Repeat fraudster Ann-Marie Kathrine Smith is back in custody awaiting sentence after admitting four more offences – some of them while on release conditions after her jail term.
She appeared in the Christchurch District Court by video-link after being charged with offences late last year. She was remanded on bail but that ended when she was arrested for two more offences on Tuesday.
Judge David Saunders remanded her in custody for sentencing on March 29. He ordered a report on her suitability for home detention but indicated that seemed unlikely “given her history of prior offending”.
She had written a letter to the judge about getting bail for her sentencing remand, and about continuing her interim name suppression, but both were refused.
She said, “But there is…” before the video-link was cut off.
Smith admitted a charge of dishonestly using a document, and three charges of obtaining money by deception. She has also indicated she admits a fifth dishonesty charge but defence counsel Kiran Paima said there were still discussions with the police about the wording and whether it should be a joint charge.
On another charge she has admitted, there may be a disputed facts hearing on March 8 about whether the amount involved is $10,000 or $11,600.

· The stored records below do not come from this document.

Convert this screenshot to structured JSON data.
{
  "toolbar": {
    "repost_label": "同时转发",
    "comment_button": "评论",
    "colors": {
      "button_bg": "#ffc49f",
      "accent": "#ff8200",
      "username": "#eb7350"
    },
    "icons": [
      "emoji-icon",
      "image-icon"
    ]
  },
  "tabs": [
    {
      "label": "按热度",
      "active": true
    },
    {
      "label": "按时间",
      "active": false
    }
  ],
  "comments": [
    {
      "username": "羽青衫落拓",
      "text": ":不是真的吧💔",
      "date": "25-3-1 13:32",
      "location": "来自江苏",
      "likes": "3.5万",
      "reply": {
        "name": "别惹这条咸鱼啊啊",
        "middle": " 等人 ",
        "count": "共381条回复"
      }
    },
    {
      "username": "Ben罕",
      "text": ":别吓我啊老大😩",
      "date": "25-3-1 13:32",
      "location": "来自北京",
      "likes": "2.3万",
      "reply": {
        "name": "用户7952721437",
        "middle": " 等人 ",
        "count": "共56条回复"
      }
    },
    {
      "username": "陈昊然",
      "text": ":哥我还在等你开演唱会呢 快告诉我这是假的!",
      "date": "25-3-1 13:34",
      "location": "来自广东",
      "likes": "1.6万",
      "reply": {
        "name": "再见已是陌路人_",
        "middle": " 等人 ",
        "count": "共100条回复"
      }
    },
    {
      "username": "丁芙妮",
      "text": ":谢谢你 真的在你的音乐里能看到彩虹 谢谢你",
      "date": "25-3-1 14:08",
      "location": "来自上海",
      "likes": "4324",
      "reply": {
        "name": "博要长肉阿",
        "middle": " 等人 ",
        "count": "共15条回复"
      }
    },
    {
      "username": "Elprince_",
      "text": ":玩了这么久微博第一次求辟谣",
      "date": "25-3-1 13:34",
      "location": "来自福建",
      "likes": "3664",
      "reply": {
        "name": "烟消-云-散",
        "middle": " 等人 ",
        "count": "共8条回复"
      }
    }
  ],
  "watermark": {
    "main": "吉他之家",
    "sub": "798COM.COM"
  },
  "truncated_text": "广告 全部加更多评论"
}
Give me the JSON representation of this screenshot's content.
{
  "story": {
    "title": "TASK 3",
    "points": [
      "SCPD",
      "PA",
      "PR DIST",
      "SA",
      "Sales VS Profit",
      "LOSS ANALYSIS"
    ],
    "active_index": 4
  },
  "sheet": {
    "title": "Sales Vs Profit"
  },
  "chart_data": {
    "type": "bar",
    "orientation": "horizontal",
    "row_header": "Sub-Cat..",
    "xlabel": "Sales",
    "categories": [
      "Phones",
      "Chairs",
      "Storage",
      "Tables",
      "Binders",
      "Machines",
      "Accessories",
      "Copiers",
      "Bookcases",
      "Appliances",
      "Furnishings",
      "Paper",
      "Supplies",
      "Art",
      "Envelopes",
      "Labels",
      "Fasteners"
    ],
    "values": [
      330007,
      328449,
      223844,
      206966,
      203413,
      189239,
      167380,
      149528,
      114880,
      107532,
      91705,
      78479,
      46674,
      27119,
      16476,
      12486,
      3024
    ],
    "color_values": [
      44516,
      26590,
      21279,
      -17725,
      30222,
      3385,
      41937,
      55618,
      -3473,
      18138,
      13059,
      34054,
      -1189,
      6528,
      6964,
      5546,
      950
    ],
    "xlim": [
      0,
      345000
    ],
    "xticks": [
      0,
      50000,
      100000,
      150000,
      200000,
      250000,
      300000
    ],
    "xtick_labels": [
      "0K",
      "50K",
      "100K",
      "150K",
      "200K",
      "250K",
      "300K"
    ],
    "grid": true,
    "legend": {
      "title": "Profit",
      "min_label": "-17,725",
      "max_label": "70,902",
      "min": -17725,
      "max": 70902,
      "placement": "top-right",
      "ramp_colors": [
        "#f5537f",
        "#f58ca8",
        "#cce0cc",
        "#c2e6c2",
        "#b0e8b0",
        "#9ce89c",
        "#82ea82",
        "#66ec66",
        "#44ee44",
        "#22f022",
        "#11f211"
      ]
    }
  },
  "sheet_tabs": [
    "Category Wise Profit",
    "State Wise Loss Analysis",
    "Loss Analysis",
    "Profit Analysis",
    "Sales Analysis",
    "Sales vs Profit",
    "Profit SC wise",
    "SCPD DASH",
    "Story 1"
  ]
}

The amounts involved in two of the other charges are $1400 and $1680.
Smith, 31, also known as Anna-Ria Melroy, had a substantial history of dishonesty offending which led to her being jailed for eight months last June.
By the time of her sentencing, she had convictions in 2007, 2008, 2010, and 2016. She had struggled to complete electronically-monitored sentences and the Community Probation Service was recommending imprisonment.
She had admitted two fraud charges on that occasion. She used a made-up story of family woes to get a Kiwibank customer she had only just met to loan her $3000 and she got a 76-year-old woman to help pay for cheap airfares to Rarotonga for her by paying $495. She gave the money to associates.
Mr Paima said today that Smith had now acknowledged the background of her offending, including methamphetamine use for an extended period. She now said she had overcome that.
At her last appearance two weeks ago, she was granted interim name suppression because of the continuing effects of publication on her two children, but that order was discontinued today by Judge Saunders.